How to Find Email Addresses of Blog Article Authors

There are several use cases for contacting authors of blog articles at scale.

For example, as a marketer building links to your website, you may want to ask about inserting a contextual link, or pitch a topic they could cover in their next blog post.

Using Hunter, it’s easy to find anyone’s email address using the Email Finder or the Domain Search.

However, the process is time-consuming if you only have a list of URLs. First, you need to find the name of the author of each article on your list, and then you need to find their email address.

We used to offer a tool called the Author Finder that automated the process of finding the right address. However, we discontinued the service because we couldn’t provide satisfactory results. More specifically, it was challenging to find the author's name in an automated way.

But the tech landscape has recently changed. This problem can now be addressed using AI to analyze the content of articles on your list—artificial intelligence is great at analyzing large bodies of text.

In this article, I’ll briefly present a workflow to automatically find email addresses of blog authors from a list of article URLs.

My workflow leverages Google Sheets and two APIs:

  • The OpenAI API to analyze website content and find author names,
  • The Hunter API to find valid email addresses based on author names and domain names.

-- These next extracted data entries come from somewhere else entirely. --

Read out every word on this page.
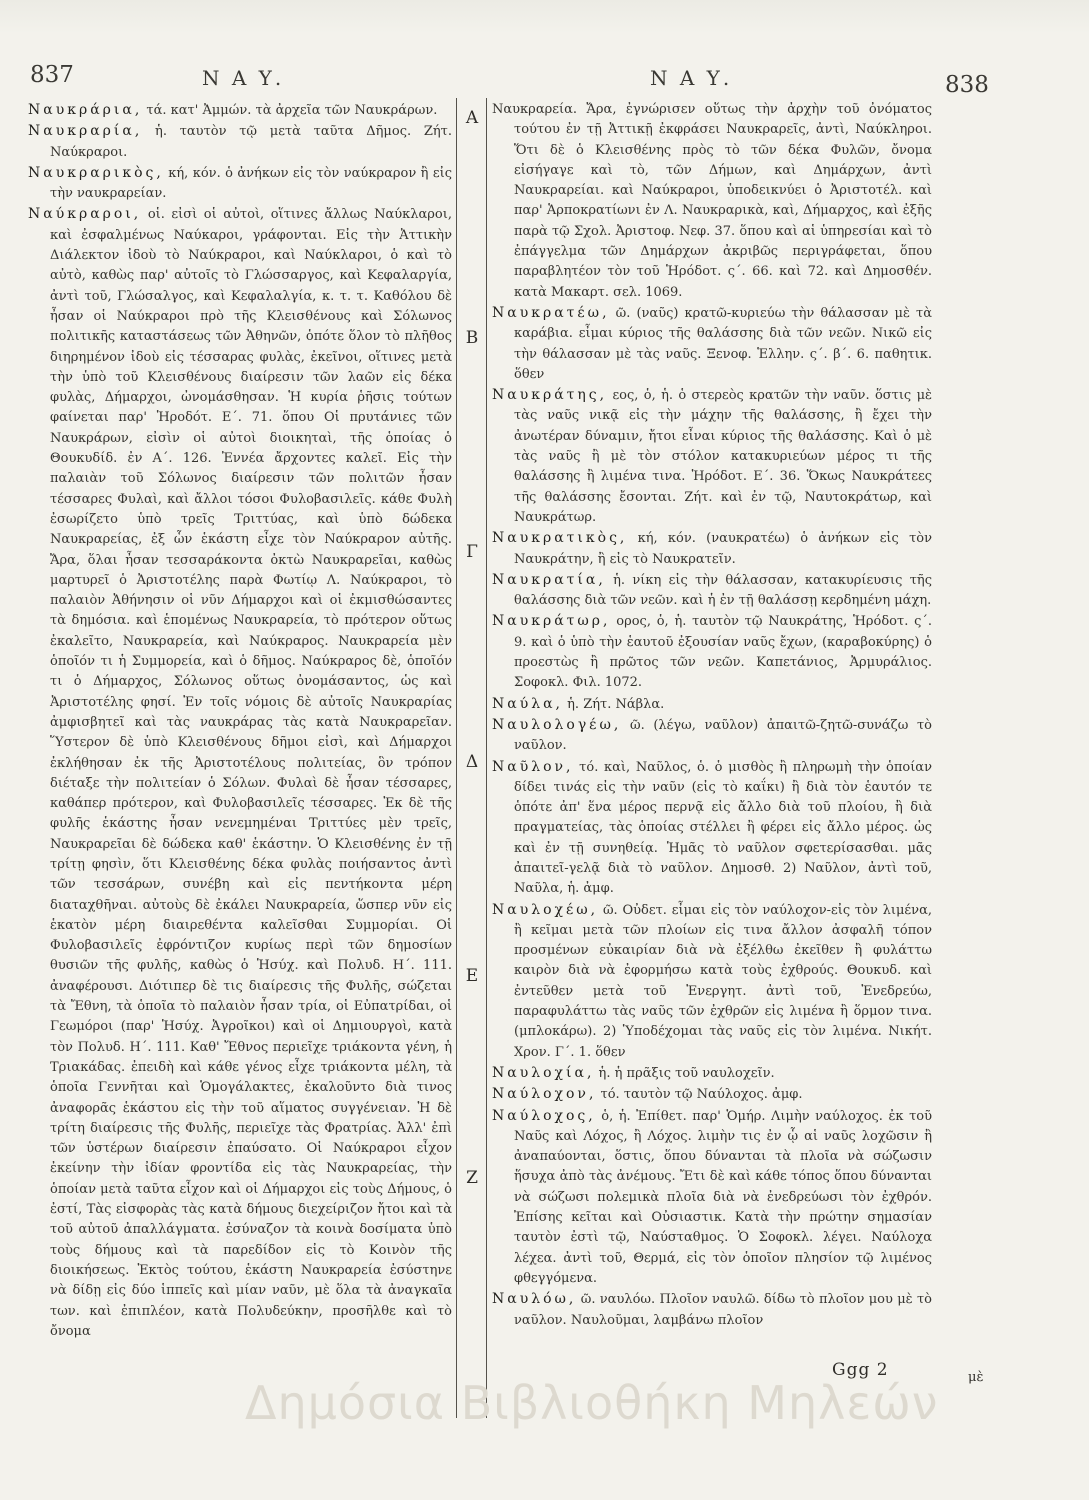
837	Ν Α Υ.	Ν Α Υ.	838

Ναυκράρια, τά. κατ' Ἀμμών. τὰ ἀρχεῖα τῶν Ναυκράρων.

Ναυκραρία, ἡ. ταυτὸν τῷ μετὰ ταῦτα Δῆμος. Ζήτ. Ναύκραροι.

Ναυκραρικὸς, κή, κόν. ὁ ἀνήκων εἰς τὸν ναύκραρον ἢ εἰς τὴν ναυκραρείαν.

Ναύκραροι, οἱ. εἰσὶ οἱ αὐτοὶ, οἵτινες ἄλλως Ναύκλαροι, καὶ ἐσφαλμένως Ναύκαροι, γράφονται. Εἰς τὴν Ἀττικὴν Διάλεκτον ἰδοὺ τὸ Ναύκραροι, καὶ Ναύκλαροι, ὁ καὶ τὸ αὐτὸ, καθὼς παρ' αὐτοῖς τὸ Γλώσσαργος, καὶ Κεφαλαργία, ἀντὶ τοῦ, Γλώσαλγος, καὶ Κεφαλαλγία, κ. τ. τ. Καθόλου δὲ ἦσαν οἱ Ναύκραροι πρὸ τῆς Κλεισθένους καὶ Σόλωνος πολιτικῆς καταστάσεως τῶν Ἀθηνῶν, ὁπότε ὅλον τὸ πλῆθος διηρημένον ἰδοὺ εἰς τέσσαρας φυλὰς, ἐκεῖνοι, οἵτινες μετὰ τὴν ὑπὸ τοῦ Κλεισθένους διαίρεσιν τῶν λαῶν εἰς δέκα φυλὰς, Δήμαρχοι, ὠνομάσθησαν. Ἡ κυρία ῥῆσις τούτων φαίνεται παρ' Ἡροδότ. Ε΄. 71. ὅπου Οἱ πρυτάνιες τῶν Ναυκράρων, εἰσὶν οἱ αὐτοὶ διοικηταὶ, τῆς ὁποίας ὁ Θουκυδίδ. ἐν Α΄. 126. Ἐννέα ἄρχοντες καλεῖ. Εἰς τὴν παλαιὰν τοῦ Σόλωνος διαίρεσιν τῶν πολιτῶν ἦσαν τέσσαρες Φυλαὶ, καὶ ἄλλοι τόσοι Φυλοβασιλεῖς. κάθε Φυλὴ ἐσωρίζετο ὑπὸ τρεῖς Τριττύας, καὶ ὑπὸ δώδεκα Ναυκραρείας, ἐξ ὧν ἑκάστη εἶχε τὸν Ναύκραρον αὐτῆς. Ἄρα, ὅλαι ἦσαν τεσσαράκοντα ὀκτὼ Ναυκραρεῖαι, καθὼς μαρτυρεῖ ὁ Ἀριστοτέλης παρὰ Φωτίῳ Λ. Ναύκραροι, τὸ παλαιὸν Ἀθήνησιν οἱ νῦν Δήμαρχοι καὶ οἱ ἐκμισθώσαντες τὰ δημόσια. καὶ ἑπομένως Ναυκραρεία, τὸ πρότερον οὕτως ἐκαλεῖτο, Ναυκραρεία, καὶ Ναύκραρος. Ναυκραρεία μὲν ὁποῖόν τι ἡ Συμμορεία, καὶ ὁ δῆμος. Ναύκραρος δὲ, ὁποῖόν τι ὁ Δήμαρχος, Σόλωνος οὕτως ὀνομάσαντος, ὡς καὶ Ἀριστοτέλης φησί. Ἐν τοῖς νόμοις δὲ αὐτοῖς Ναυκραρίας ἀμφισβητεῖ καὶ τὰς ναυκράρας τὰς κατὰ Ναυκραρεῖαν. Ὕστερον δὲ ὑπὸ Κλεισθένους δῆμοι εἰσὶ, καὶ Δήμαρχοι ἐκλήθησαν ἐκ τῆς Ἀριστοτέλους πολιτείας, ὃν τρόπον διέταξε τὴν πολιτείαν ὁ Σόλων. Φυλαὶ δὲ ἦσαν τέσσαρες, καθάπερ πρότερον, καὶ Φυλοβασιλεῖς τέσσαρες. Ἐκ δὲ τῆς φυλῆς ἑκάστης ἦσαν νενεμημέναι Τριττύες μὲν τρεῖς, Ναυκραρεῖαι δὲ δώδεκα καθ' ἑκάστην. Ὁ Κλεισθένης ἐν τῇ τρίτῃ φησὶν, ὅτι Κλεισθένης δέκα φυλὰς ποιήσαντος ἀντὶ τῶν τεσσάρων, συνέβη καὶ εἰς πεντήκοντα μέρη διαταχθῆναι. αὐτοὺς δὲ ἐκάλει Ναυκραρεία, ὥσπερ νῦν εἰς ἑκατὸν μέρη διαιρεθέντα καλεῖσθαι Συμμορίαι. Οἱ Φυλοβασιλεῖς ἐφρόντιζον κυρίως περὶ τῶν δημοσίων θυσιῶν τῆς φυλῆς, καθὼς ὁ Ἡσύχ. καὶ Πολυδ. Η΄. 111. ἀναφέρουσι. Διότιπερ δὲ τις διαίρεσις τῆς Φυλῆς, σώζεται τὰ Ἔθνη, τὰ ὁποῖα τὸ παλαιὸν ἦσαν τρία, οἱ Εὐπατρίδαι, οἱ Γεωμόροι (παρ' Ἡσύχ. Ἀγροῖκοι) καὶ οἱ Δημιουργοὶ, κατὰ τὸν Πολυδ. Η΄. 111. Καθ' Ἔθνος περιεῖχε τριάκοντα γένη, ἡ Τριακάδας. ἐπειδὴ καὶ κάθε γένος εἶχε τριάκοντα μέλη, τὰ ὁποῖα Γεννῆται καὶ Ὁμογάλακτες, ἐκαλοῦντο διὰ τινος ἀναφορᾶς ἑκάστου εἰς τὴν τοῦ αἵματος συγγένειαν. Ἡ δὲ τρίτη διαίρεσις τῆς Φυλῆς, περιεῖχε τὰς Φρατρίας. Ἀλλ' ἐπὶ τῶν ὑστέρων διαίρεσιν ἐπαύσατο. Οἱ Ναύκραροι εἶχον ἐκείνην τὴν ἰδίαν φροντίδα εἰς τὰς Ναυκραρείας, τὴν ὁποίαν μετὰ ταῦτα εἶχον καὶ οἱ Δήμαρχοι εἰς τοὺς Δήμους, ὁ ἐστί, Τὰς εἰσφορὰς τὰς κατὰ δήμους διεχείριζον ἤτοι καὶ τὰ τοῦ αὐτοῦ ἀπαλλάγματα. ἐσύναζον τὰ κοινὰ δοσίματα ὑπὸ τοὺς δήμους καὶ τὰ παρεδίδον εἰς τὸ Κοινὸν τῆς διοικήσεως. Ἐκτὸς τούτου, ἑκάστη Ναυκραρεία ἐσύστηνε νὰ δίδῃ εἰς δύο ἱππεῖς καὶ μίαν ναῦν, μὲ ὅλα τὰ ἀναγκαῖα των. καὶ ἐπιπλέον, κατὰ Πολυδεύκην, προσῆλθε καὶ τὸ ὄνομα

Ναυκραρεία. Ἄρα, ἐγνώρισεν οὕτως τὴν ἀρχὴν τοῦ ὀνόματος τούτου ἐν τῇ Ἀττικῇ ἐκφράσει Ναυκραρεῖς, ἀντὶ, Ναύκληροι. Ὅτι δὲ ὁ Κλεισθένης πρὸς τὸ τῶν δέκα Φυλῶν, ὄνομα εἰσήγαγε καὶ τὸ, τῶν Δήμων, καὶ Δημάρχων, ἀντὶ Ναυκραρείαι. καὶ Ναύκραροι, ὑποδεικνύει ὁ Ἀριστοτέλ. καὶ παρ' Ἁρποκρατίωνι ἐν Λ. Ναυκραρικὰ, καὶ, Δήμαρχος, καὶ ἐξῆς παρὰ τῷ Σχολ. Ἀριστοφ. Νεφ. 37. ὅπου καὶ αἱ ὑπηρεσίαι καὶ τὸ ἐπάγγελμα τῶν Δημάρχων ἀκριβῶς περιγράφεται, ὅπου παραβλητέον τὸν τοῦ Ἡρόδοτ. ς΄. 66. καὶ 72. καὶ Δημοσθέν. κατὰ Μακαρτ. σελ. 1069.

Ναυκρατέω, ῶ. (ναῦς) κρατῶ-κυριεύω τὴν θάλασσαν μὲ τὰ καράβια. εἶμαι κύριος τῆς θαλάσσης διὰ τῶν νεῶν. Νικῶ εἰς τὴν θάλασσαν μὲ τὰς ναῦς. Ξενοφ. Ἑλλην. ς΄. β΄. 6. παθητικ. ὅθεν

Ναυκράτης, εος, ὁ, ἡ. ὁ στερεὸς κρατῶν τὴν ναῦν. ὅστις μὲ τὰς ναῦς νικᾷ εἰς τὴν μάχην τῆς θαλάσσης, ἢ ἔχει τὴν ἀνωτέραν δύναμιν, ἤτοι εἶναι κύριος τῆς θαλάσσης. Καὶ ὁ μὲ τὰς ναῦς ἢ μὲ τὸν στόλον κατακυριεύων μέρος τι τῆς θαλάσσης ἢ λιμένα τινα. Ἡρόδοτ. Ε΄. 36. Ὅκως Ναυκράτεες τῆς θαλάσσης ἔσονται. Ζήτ. καὶ ἐν τῷ, Ναυτοκράτωρ, καὶ Ναυκράτωρ.

Ναυκρατικὸς, κή, κόν. (ναυκρατέω) ὁ ἀνήκων εἰς τὸν Ναυκράτην, ἢ εἰς τὸ Ναυκρατεῖν.

Ναυκρατία, ἡ. νίκη εἰς τὴν θάλασσαν, κατακυρίευσις τῆς θαλάσσης διὰ τῶν νεῶν. καὶ ἡ ἐν τῇ θαλάσσῃ κερδημένη μάχη.

Ναυκράτωρ, ορος, ὁ, ἡ. ταυτὸν τῷ Ναυκράτης, Ἡρόδοτ. ς΄. 9. καὶ ὁ ὑπὸ τὴν ἑαυτοῦ ἐξουσίαν ναῦς ἔχων, (καραβοκύρης) ὁ προεστὼς ἢ πρῶτος τῶν νεῶν. Καπετάνιος, Ἀρμυράλιος. Σοφοκλ. Φιλ. 1072.

Ναύλα, ἡ. Ζήτ. Νάβλα.

Ναυλολογέω, ῶ. (λέγω, ναῦλον) ἀπαιτῶ-ζητῶ-συνάζω τὸ ναῦλον.

Ναῦλον, τό. καὶ, Ναῦλος, ὁ. ὁ μισθὸς ἢ πληρωμὴ τὴν ὁποίαν δίδει τινάς εἰς τὴν ναῦν (εἰς τὸ καΐκι) ἢ διὰ τὸν ἑαυτόν τε ὁπότε ἀπ' ἕνα μέρος περνᾷ εἰς ἄλλο διὰ τοῦ πλοίου, ἢ διὰ πραγματείας, τὰς ὁποίας στέλλει ἢ φέρει εἰς ἄλλο μέρος. ὡς καὶ ἐν τῇ συνηθείᾳ. Ἡμᾶς τὸ ναῦλον σφετερίσασθαι. μᾶς ἀπαιτεῖ-γελᾷ διὰ τὸ ναῦλον. Δημοσθ. 2) Ναῦλον, ἀντὶ τοῦ, Ναῦλα, ἡ. ἀμφ.

Ναυλοχέω, ῶ. Οὐδετ. εἶμαι εἰς τὸν ναύλοχον-εἰς τὸν λιμένα, ἢ κεῖμαι μετὰ τῶν πλοίων εἰς τινα ἄλλον ἀσφαλῆ τόπον προσμένων εὐκαιρίαν διὰ νὰ ἐξέλθω ἐκεῖθεν ἢ φυλάττω καιρὸν διὰ νὰ ἐφορμήσω κατὰ τοὺς ἐχθρούς. Θουκυδ. καὶ ἐντεῦθεν μετὰ τοῦ Ἐνεργητ. ἀντὶ τοῦ, Ἐνεδρεύω, παραφυλάττω τὰς ναῦς τῶν ἐχθρῶν εἰς λιμένα ἢ ὅρμον τινα. (μπλοκάρω). 2) Ὑποδέχομαι τὰς ναῦς εἰς τὸν λιμένα. Νικήτ. Χρον. Γ΄. 1. ὅθεν

Ναυλοχία, ἡ. ἡ πρᾶξις τοῦ ναυλοχεῖν.

Ναύλοχον, τό. ταυτὸν τῷ Ναύλοχος. ἀμφ.

Ναύλοχος, ὁ, ἡ. Ἐπίθετ. παρ' Ὁμήρ. Λιμὴν ναύλοχος. ἐκ τοῦ Ναῦς καὶ Λόχος, ἢ Λόχος. λιμὴν τις ἐν ᾧ αἱ ναῦς λοχῶσιν ἢ ἀναπαύονται, ὅστις, ὅπου δύνανται τὰ πλοῖα νὰ σώζωσιν ἥσυχα ἀπὸ τὰς ἀνέμους. Ἔτι δὲ καὶ κάθε τόπος ὅπου δύνανται νὰ σώζωσι πολεμικὰ πλοῖα διὰ νὰ ἐνεδρεύωσι τὸν ἐχθρόν. Ἐπίσης κεῖται καὶ Οὐσιαστικ. Κατὰ τὴν πρώτην σημασίαν ταυτὸν ἐστὶ τῷ, Ναύσταθμος. Ὁ Σοφοκλ. λέγει. Ναύλοχα λέχεα. ἀντὶ τοῦ, Θερμά, εἰς τὸν ὁποῖον πλησίον τῷ λιμένος φθεγγόμενα.

Ναυλόω, ῶ. ναυλόω. Πλοῖον ναυλῶ. δίδω τὸ πλοῖον μου μὲ τὸ ναῦλον. Ναυλοῦμαι, λαμβάνω πλοῖον

A
B
Γ
Δ
E
Z
Δημόσια Βιβλιοθήκη Μηλεών
Ggg 2	μὲ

If this sounds intimidating, don't worry–if you already have a Hunter account, setting this up shouldn't take long.

Step 1: Prepare your list of articles and the necessary API access.

To start, copy this spreadsheet and the associated Apps Script.

Then, paste a list of URLs in column A. These should be the blog articles you want to analyze to find their authors' email addresses.

If you don’t have an account with OpenAI, create a new one. Otherwise, log into your account, create a new API key, and paste it into cell B1.

As the last step of the configuration process, go to your Hunter account to get your Hunter API key, and paste it to cell C1.

Step 2: Crawl the articles

Using the “Crawl URLs” function in the custom menu, you can automatically save the content of the articles from your list in a new sheet.

The Apps Script does all the heavy lifting here, visiting the pages you pasted to column A, and saving the output.

Step 3: Analyze the content using AI

After you use the “Crawl URLs” function, click on “Analyze content” in the custom menu.

This will send the saved content to the OpenAI API and analyze it using GPT 3.5 Turbo, instructing it to look for the author name within the page content.

The names found by AI will be saved in a new sheet.

This function successfully found the author for most articles I tested. Of course, there will be exceptions where the author's name is “hidden” in a nondescript part of the page. To fine-tune this function, you can modify the prompt sent to the OpenAI API by editing the Apps Script.

Step 4: Find email addresses using the Hunter API

In the final step, we can use the data obtained previously to find valid email addresses of article authors.

Click the “Find email address” function in the custom menu, and the sheet will connect to the Hunter API, sending the author name and the associated domain name to our email-finding algorithm.

Remember that this method will only help you find the email address if the author has one set up on the associated domain. In the example above, the API correctly returned the two valid addresses but didn’t find the addresses for authors who don’t have an email address on the domain.

This is because people often have multiple addresses set up with different domains and email providers. Hunter’s Email Finder needs the domain name and the author name to find an accurate, valid address.

Wrapping up

I hope this workflow helps accelerate your outreach process if you want to contact blog authors.